Jeanette Jobson said...

I really like the figures in these painting and particularly like the blank faces. They provide a haunting quality and stays with me.

gary rith said...

Those full color figure paintings just above the nude model? Superb.

Mim said...

I think in every stage htey are lovely and very interesting, your mind makes up stories about them.

Natalya Khorover Aikens said...

I love the nude paintings... so much life and movement in those broad strokes.

Chris Rywalt said...

I'm not too thrilled with the figures in landscapes -- of course I'd have to see them in person -- but I totally love those oil sketches. They're lively and quick.

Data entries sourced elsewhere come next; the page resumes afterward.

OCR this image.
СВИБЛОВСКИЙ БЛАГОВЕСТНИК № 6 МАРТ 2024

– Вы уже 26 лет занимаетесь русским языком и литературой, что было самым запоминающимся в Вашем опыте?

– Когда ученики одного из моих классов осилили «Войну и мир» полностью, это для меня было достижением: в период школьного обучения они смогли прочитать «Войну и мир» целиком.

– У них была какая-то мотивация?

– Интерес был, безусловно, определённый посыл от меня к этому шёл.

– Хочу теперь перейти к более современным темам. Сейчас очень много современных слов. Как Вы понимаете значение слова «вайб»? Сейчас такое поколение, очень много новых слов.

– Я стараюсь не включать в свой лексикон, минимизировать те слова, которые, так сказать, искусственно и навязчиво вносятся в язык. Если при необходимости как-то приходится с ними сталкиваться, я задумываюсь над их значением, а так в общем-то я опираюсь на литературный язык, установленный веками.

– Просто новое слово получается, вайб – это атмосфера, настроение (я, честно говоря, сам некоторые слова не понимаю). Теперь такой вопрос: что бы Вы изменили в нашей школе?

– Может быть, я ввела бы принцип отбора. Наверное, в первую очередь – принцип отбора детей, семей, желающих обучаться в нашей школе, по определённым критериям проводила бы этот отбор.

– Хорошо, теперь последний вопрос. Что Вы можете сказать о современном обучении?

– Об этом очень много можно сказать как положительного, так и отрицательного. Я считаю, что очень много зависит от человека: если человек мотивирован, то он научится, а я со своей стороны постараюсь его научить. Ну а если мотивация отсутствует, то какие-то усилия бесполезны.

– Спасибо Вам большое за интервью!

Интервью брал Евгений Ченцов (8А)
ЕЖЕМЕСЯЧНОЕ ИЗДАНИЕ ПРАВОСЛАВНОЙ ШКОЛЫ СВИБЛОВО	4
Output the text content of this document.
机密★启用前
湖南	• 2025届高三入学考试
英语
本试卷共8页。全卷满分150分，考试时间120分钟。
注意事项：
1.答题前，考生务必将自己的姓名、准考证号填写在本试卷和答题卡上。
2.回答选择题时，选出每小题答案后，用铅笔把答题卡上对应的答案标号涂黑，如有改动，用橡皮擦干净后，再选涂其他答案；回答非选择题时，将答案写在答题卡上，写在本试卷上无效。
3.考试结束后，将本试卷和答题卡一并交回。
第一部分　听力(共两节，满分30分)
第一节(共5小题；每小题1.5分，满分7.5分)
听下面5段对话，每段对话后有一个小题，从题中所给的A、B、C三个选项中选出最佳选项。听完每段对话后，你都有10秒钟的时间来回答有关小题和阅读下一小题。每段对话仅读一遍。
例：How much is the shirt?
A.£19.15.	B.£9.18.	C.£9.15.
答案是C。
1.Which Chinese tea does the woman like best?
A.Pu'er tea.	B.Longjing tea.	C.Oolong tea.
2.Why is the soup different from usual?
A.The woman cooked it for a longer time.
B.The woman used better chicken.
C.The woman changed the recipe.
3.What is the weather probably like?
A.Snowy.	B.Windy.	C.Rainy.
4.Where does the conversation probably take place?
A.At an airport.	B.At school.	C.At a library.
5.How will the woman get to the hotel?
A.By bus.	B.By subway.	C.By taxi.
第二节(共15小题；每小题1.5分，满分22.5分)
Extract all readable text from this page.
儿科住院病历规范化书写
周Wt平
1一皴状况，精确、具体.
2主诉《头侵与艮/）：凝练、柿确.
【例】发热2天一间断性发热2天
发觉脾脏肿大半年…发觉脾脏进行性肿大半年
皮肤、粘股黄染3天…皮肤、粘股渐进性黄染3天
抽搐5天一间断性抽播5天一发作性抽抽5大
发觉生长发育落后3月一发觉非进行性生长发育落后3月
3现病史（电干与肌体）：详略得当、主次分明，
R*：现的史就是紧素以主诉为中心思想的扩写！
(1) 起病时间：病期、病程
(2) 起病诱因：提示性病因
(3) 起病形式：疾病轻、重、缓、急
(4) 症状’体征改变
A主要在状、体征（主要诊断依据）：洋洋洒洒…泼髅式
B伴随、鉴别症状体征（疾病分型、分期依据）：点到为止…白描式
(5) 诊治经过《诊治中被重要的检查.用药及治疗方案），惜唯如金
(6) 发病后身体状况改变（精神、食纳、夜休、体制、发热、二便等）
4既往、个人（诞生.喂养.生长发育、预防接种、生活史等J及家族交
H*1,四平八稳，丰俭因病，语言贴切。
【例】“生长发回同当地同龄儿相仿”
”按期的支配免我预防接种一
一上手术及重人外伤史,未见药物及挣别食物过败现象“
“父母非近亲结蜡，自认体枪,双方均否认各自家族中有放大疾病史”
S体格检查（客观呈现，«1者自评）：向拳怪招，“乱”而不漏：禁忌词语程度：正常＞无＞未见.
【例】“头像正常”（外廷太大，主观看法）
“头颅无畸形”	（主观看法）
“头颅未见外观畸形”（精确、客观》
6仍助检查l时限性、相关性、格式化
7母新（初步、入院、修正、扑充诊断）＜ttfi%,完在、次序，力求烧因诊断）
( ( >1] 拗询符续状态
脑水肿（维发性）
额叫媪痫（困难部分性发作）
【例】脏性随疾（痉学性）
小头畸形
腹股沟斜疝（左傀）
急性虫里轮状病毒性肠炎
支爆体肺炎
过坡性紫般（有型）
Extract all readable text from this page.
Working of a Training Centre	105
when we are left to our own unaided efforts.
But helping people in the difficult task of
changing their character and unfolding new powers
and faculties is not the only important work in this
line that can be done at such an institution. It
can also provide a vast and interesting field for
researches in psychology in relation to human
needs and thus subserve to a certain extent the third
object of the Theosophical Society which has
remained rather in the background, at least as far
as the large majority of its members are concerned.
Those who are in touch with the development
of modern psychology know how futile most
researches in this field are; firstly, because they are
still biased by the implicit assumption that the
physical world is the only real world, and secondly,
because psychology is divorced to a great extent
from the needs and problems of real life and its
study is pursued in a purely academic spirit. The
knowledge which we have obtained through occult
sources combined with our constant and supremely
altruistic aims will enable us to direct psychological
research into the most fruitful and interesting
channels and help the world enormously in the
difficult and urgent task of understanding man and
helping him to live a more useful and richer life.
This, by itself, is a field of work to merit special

They have a lot of personality and are well laid out.

Tracy Helgeson said...

Jeannette, I like the "haunting quality" comment, thanks!

Gary, thanks, good thing because that is the direction I am pursuing...

Michelle, thanks and I also like what you said about the mind making up stories about them. I try to do that when I am painting them but also want to leave them open to interpretation by others as well.

Thanks Natalya, I love doing those oil sketches, but they also just kill me, sucking away all of my energy...

Do you mean the first batch of paintings? I don't like them either Chris, which is exactly why I bailed on them. And see above about the oil sketches, they run me ragged but I like them too.

Chris Rywalt said...

The oil sketches kill you? Really? Because they just look great. Maybe the energy loss is a good thing.

I found, the couple of times I've painted directly from life, that I'm energized by it. It's frustrating in a way, but still exciting.

Tracy Helgeson said...

Chris, Glad they don't look as if they kill me, but they do. I love doing them, and feel exhilarated as well, however the process really takes a lot of energy and I am definitely drained after. But in a good way.